Additionally, I tried manually overwriting the metric_for_best_model as follows:
training_args.metric_for_best_model = “eval_loss”

I do this before the training arguments are passed to Trainer initialization.

If I do this, 1) is this a correct way to enforce validation-based checkpointing? and 2) in this situation, what are the losses displayed in trainer_state.json?

Thank you for your help! I appreciate it.

Hi there, here are the answers:

  1. No, by default the model checkpointing only saves model to resume training later if something goes wrong, but there is no best model loading logic unless you use load_best_model_at_end. You will then need to set an eval_strategy and a save_strategy that match (either epoch or steps)

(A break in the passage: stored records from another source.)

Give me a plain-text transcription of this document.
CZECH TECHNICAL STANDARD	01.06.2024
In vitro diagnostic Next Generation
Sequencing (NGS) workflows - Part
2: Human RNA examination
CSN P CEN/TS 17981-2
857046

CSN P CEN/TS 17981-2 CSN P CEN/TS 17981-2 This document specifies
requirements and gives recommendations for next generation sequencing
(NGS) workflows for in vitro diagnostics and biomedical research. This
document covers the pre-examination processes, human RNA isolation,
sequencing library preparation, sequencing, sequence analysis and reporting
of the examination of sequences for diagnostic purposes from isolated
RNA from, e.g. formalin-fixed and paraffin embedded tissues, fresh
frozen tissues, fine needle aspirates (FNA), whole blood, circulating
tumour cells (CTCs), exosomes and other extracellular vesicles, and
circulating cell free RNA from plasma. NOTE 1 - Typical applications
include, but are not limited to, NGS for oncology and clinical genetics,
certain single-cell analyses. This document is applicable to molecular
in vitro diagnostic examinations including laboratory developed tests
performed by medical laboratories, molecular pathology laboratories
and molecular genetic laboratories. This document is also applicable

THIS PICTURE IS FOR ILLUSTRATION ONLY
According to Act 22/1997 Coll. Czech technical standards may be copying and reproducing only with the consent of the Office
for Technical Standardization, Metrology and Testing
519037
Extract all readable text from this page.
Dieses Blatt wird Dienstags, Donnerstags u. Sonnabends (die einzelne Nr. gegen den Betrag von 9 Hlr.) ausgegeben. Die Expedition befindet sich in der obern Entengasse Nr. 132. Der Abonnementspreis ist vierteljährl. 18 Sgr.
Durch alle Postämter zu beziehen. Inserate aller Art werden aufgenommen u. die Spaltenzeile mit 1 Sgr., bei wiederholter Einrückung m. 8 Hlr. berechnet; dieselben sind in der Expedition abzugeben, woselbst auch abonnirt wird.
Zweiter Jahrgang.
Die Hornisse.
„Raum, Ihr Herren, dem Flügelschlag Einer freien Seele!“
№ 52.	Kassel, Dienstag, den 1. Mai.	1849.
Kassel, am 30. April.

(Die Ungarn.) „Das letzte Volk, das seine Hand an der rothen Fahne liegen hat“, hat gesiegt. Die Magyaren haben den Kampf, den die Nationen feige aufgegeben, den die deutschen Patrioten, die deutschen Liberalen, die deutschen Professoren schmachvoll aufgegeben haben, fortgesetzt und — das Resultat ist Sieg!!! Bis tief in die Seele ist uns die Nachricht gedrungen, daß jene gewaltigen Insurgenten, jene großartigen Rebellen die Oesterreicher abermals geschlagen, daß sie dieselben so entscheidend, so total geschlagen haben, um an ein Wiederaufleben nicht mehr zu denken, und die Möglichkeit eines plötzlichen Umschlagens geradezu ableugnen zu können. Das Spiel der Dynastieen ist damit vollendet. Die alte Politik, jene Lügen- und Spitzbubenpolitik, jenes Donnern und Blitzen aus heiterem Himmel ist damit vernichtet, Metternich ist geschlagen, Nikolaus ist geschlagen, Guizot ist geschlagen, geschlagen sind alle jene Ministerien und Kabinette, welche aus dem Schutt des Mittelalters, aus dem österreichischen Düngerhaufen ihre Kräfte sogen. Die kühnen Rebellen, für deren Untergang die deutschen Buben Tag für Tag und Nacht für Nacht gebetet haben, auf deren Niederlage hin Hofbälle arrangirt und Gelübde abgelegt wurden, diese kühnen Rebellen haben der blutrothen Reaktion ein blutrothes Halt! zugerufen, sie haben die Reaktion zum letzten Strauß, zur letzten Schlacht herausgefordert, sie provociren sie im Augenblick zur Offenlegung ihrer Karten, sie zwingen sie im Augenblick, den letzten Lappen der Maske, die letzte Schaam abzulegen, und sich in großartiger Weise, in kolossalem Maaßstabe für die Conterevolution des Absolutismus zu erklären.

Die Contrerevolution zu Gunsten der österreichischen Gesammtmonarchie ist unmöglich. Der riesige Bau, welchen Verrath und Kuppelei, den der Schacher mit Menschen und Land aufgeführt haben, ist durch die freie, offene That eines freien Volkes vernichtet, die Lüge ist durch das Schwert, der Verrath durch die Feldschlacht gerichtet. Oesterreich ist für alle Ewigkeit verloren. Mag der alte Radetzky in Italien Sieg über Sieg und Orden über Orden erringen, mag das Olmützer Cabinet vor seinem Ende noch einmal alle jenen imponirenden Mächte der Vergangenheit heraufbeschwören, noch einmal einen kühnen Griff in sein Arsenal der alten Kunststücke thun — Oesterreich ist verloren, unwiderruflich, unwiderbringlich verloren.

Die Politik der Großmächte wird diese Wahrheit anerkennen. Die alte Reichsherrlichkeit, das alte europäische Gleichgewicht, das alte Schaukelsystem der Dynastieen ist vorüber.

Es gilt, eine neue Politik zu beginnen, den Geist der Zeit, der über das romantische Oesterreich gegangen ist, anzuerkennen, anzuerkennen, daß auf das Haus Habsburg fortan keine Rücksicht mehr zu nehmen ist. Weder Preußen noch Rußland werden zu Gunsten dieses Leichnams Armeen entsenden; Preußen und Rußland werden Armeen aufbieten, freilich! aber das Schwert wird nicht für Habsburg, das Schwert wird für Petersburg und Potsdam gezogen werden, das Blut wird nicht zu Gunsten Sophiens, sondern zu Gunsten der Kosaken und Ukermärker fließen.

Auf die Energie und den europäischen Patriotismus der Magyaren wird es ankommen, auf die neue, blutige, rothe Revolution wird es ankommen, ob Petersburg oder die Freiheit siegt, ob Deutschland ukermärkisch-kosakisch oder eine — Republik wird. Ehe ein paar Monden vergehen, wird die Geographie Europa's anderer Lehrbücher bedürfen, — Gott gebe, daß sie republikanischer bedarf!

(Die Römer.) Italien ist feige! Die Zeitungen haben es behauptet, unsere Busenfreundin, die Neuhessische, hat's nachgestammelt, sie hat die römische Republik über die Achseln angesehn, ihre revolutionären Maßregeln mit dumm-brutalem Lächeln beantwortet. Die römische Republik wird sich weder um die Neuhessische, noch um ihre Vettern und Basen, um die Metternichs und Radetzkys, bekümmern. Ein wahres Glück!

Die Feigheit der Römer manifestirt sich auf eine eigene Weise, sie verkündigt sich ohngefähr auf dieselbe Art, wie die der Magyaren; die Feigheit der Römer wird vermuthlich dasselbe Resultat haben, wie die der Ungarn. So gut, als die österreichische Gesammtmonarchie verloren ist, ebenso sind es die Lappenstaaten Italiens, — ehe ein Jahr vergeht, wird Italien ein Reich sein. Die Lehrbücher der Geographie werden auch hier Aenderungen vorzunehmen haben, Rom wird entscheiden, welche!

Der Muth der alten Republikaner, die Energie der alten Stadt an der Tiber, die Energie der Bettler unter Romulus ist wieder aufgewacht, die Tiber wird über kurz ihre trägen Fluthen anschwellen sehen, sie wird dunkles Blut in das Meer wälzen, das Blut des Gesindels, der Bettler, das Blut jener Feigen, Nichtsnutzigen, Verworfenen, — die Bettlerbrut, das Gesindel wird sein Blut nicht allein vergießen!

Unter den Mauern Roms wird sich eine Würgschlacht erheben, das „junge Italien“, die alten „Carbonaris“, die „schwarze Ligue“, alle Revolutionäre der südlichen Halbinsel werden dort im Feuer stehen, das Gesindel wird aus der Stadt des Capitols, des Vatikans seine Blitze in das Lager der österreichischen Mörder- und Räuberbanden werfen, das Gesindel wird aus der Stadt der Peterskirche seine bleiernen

  2. It’s the accumulated training loss since the beginning of the training.

  3. No there is not inside Trainer. We integrate with most reporting tooling, TensorBoard, Wandb, CometML etc for this reason.

For your last questions, setting metric_for_best_model is not enough, you need to set load_best_model_at_end to True. The losses dispalyed in the trainer_state.json will still be the training losses.

Thank you for your help!

If I have load_best_model_at_end activated when I train my model, whenever I use the


am I guaranteed to automatically recover my best checkpoint?

If you use the from_pretrained method you will get the model associated with the folder/model identifier you pass. This class has no knowledge of the best checkpoint.